Here’s another Chinese movie that’s been killing it at the Chinese box office lately. I don’t believe I’ve seen anything else by director Feng Xiaogang. Well, I bounced off The Banquet (2006) once. Apparently he’s quite popular in China. Personal Tailor is a comedy, and the basic premise involves a company that helps people live out their dreams as role-playing scenarios. (The company motto is, “Fulfilling others by debasing ourselves.”) This creates an episodic commentary on various hot topics of today, including government corruption, the ambitions of the Chinese film industry, the behavior of the new Chinese multi-billionaires, and environmental degradation. There’s another episode that’s a bit garbled, and I’ve seen speculation elsewhere that it may have run afoul of censors. It didn’t make much sense.

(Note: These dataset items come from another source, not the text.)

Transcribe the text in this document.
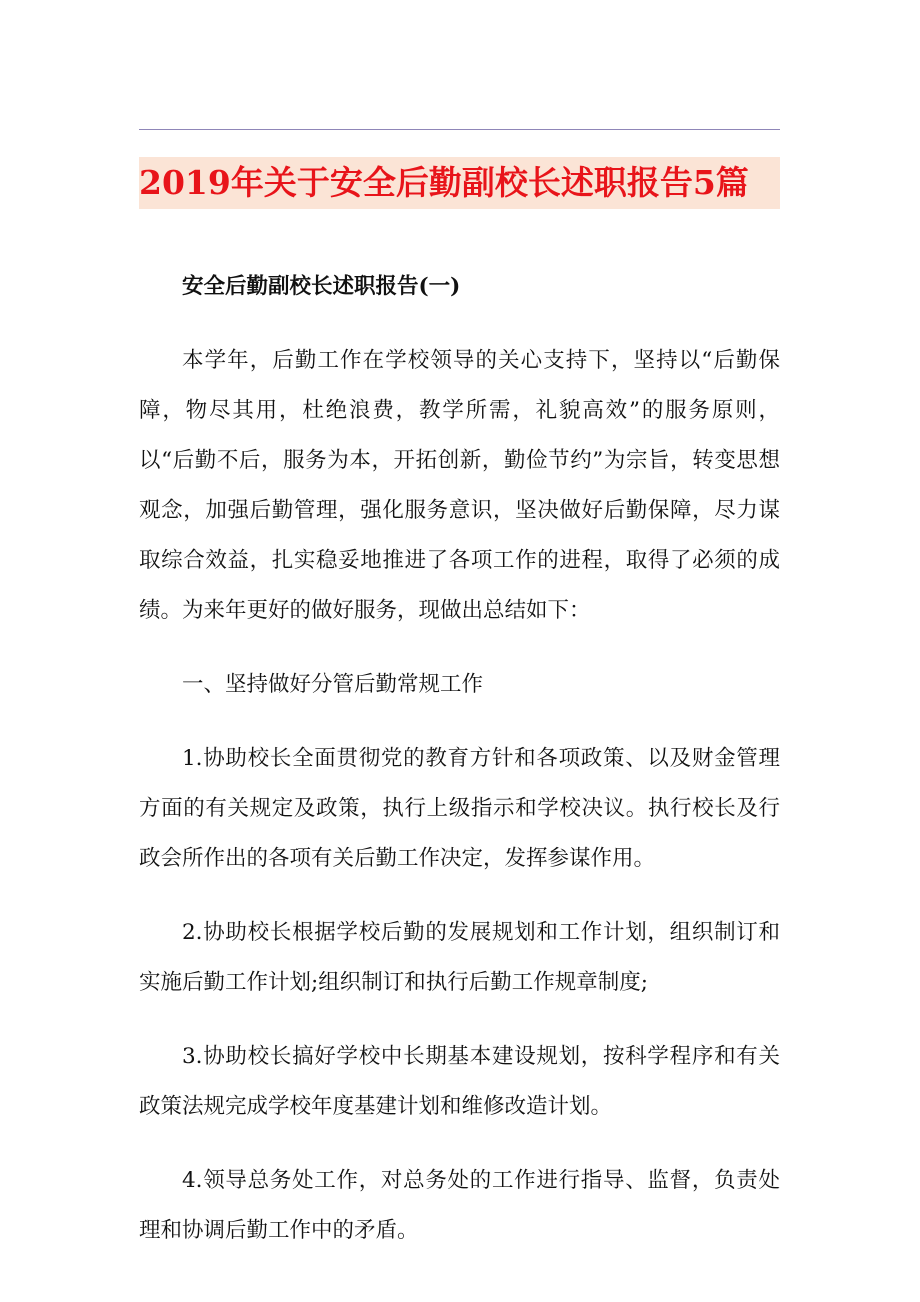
2019年关于安全后勤副校长述职报告5篇

安全后勤副校长述职报告(一)

本学年，后勤工作在学校领导的关心支持下，坚持以“后勤保障，物尽其用，杜绝浪费，教学所需，礼貌高效”的服务原则，以“后勤不后，服务为本，开拓创新，勤俭节约”为宗旨，转变思想观念，加强后勤管理，强化服务意识，坚决做好后勤保障，尽力谋取综合效益，扎实稳妥地推进了各项工作的进程，取得了必须的成绩。为来年更好的做好服务，现做出总结如下：

一、坚持做好分管后勤常规工作

1.协助校长全面贯彻党的教育方针和各项政策、以及财金管理方面的有关规定及政策，执行上级指示和学校决议。执行校长及行政会所作出的各项有关后勤工作决定，发挥参谋作用。

2.协助校长根据学校后勤的发展规划和工作计划，组织制订和实施后勤工作计划;组织制订和执行后勤工作规章制度;

3.协助校长搞好学校中长期基本建设规划，按科学程序和有关政策法规完成学校年度基建计划和维修改造计划。

4.领导总务处工作，对总务处的工作进行指导、监督，负责处理和协调后勤工作中的矛盾。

Understanding another culture’s comedy is always dicey in any event, and I’m sure I missed a lot of the jokes here. (The crowd I saw it with at Pacific Place Cinemas was heavily Chinese, and they were laughing at bits that were opaque to me.) Still, there were plenty of jokes that seemed funny to me too, and the basic themes were very clear. The episodic structure made for a meandering film, and certainly not all the gags were equally good. The episode about the film industry centered on a director who has made it rich making “vulgar” films (he’s the winner of the Pacific Rim Pandering Prize) and who now wants to become artistically serious. This is apparently a bit of self-parody on Feng’s part, since he started out making popular comedies but has tried his hand at a couple of serious historical films recently. (The Banquet was a loose adaptation of Hamlet.) The satire of avant garde artistry is a bit heavy-handed, but it’s actually pretty funny. For that matter, the final episode, in which the four members of the dream company apologize to the environment for the pollution, is pretty much dead serious, although it exits on a joke.
If cross-cultural comedy is sometimes difficult to understand, a popular film like this also provides a fascinating snapshot of how a culture perceives itself. The anxieties about modernization, Westernization, and capitalism are what give many of the jokes their barbs. This film seeks to soothe those anxieties, by implying, for instance, that the super-wealthy lead very difficult lives that the common person wouldn’t want to be trapped in. For me, the episode about government corruption was perhaps the most eye-opening. Apparently Chinese censors are fully on-board with satirical criticism of Party members who take bribes. Likewise for the apology for pollution, and the general sense that economic progress comes with a great price. Perhaps it’s the case that self-criticism is always easier to handle than criticism from outsiders.